Joined: Mar 06, 2001
Posts: 13459

One example I can think of is the old days of JDBC. You can still see examples of this workaround in current code through the wonders of "cut and paste".

As EFH says, Class.forName() gets a reference to a Class, Class.forName().newInstance() tries to use the no-arg constructor for the Class to return a new instance. No surprises so far. Another common use for Class.forName() is to cause the Class to be loaded, since some types of Classes have side-effects from the loading process which is required for other purposes. JDBC is a large user of this process, since the Driver class is required to register itself with the DriverManager Class when it gets loaded.

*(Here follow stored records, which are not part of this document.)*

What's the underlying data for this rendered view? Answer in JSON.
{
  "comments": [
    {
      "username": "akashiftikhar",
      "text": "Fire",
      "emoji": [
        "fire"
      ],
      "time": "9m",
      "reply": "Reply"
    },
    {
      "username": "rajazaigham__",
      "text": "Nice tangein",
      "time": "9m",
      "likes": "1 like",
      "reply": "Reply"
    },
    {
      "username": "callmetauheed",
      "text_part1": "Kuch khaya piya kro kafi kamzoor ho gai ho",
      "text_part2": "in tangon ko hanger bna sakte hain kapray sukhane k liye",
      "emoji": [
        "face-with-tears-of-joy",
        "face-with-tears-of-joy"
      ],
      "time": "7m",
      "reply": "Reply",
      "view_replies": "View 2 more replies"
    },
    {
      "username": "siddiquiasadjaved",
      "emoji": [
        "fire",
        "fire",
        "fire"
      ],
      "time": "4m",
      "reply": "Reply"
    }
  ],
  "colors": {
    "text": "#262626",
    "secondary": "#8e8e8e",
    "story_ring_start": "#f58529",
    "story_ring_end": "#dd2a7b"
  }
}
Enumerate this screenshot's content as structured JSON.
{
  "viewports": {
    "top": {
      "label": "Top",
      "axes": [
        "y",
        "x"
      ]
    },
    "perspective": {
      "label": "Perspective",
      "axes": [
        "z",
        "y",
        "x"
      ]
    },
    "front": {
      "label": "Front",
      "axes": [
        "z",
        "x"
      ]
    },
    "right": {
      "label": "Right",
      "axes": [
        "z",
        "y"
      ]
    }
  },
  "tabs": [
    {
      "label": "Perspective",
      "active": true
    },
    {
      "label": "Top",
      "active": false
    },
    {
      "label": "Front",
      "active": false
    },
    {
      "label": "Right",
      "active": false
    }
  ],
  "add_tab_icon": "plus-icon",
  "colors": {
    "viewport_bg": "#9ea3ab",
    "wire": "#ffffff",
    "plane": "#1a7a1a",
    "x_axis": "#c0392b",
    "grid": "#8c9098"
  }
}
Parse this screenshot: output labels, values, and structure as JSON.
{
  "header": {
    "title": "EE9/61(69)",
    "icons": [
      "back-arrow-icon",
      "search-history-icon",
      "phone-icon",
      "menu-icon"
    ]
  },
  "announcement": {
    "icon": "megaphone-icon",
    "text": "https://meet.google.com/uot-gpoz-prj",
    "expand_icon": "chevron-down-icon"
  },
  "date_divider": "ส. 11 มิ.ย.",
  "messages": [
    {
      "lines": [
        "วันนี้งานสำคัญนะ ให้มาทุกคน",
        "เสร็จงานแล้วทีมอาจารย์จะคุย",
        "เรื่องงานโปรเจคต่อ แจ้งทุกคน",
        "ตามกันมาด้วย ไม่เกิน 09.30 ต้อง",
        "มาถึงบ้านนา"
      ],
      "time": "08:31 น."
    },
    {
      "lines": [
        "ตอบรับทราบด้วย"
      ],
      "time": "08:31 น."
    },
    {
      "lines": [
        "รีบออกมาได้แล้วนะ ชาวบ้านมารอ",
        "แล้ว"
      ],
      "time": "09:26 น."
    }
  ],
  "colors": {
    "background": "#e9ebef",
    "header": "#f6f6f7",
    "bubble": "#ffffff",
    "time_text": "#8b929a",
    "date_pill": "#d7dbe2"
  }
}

In the deep dark days of Java, probably v1.1.8 but possibly up to Java 1.2, there was an issue that the default ClassLoader would not load a Class until it had an instance created. In these cases, JDBC code would fail if you used Class.forName() rather than Class.forName().newInstance().

While newInstance() would create an instance that got immediately thrown away, it was required to make Class.forName() work correctly. This work around is no longer required, but I am amused to still see it in code being written to this day.

There was a similar ClassLoader problem which was solved by attaching a non-running static thread to a Class to prevent it being unloaded by the ClassLoader, but again I haven't seen any need for this for many a year.

/Dave
Kalyan Patti
Greenhorn

Joined: Jun 27, 2006
Posts: 22
Thanks David O'Meara and Ernest Friedman-Hill. You have given lot of information and cleared my doubt conceptually. I specially thank David O'Meara for his detailed explanation.
David O'Meara
Rancher

Joined: Mar 06, 2001
Posts: 13459

We try. I'm glad we managed to help.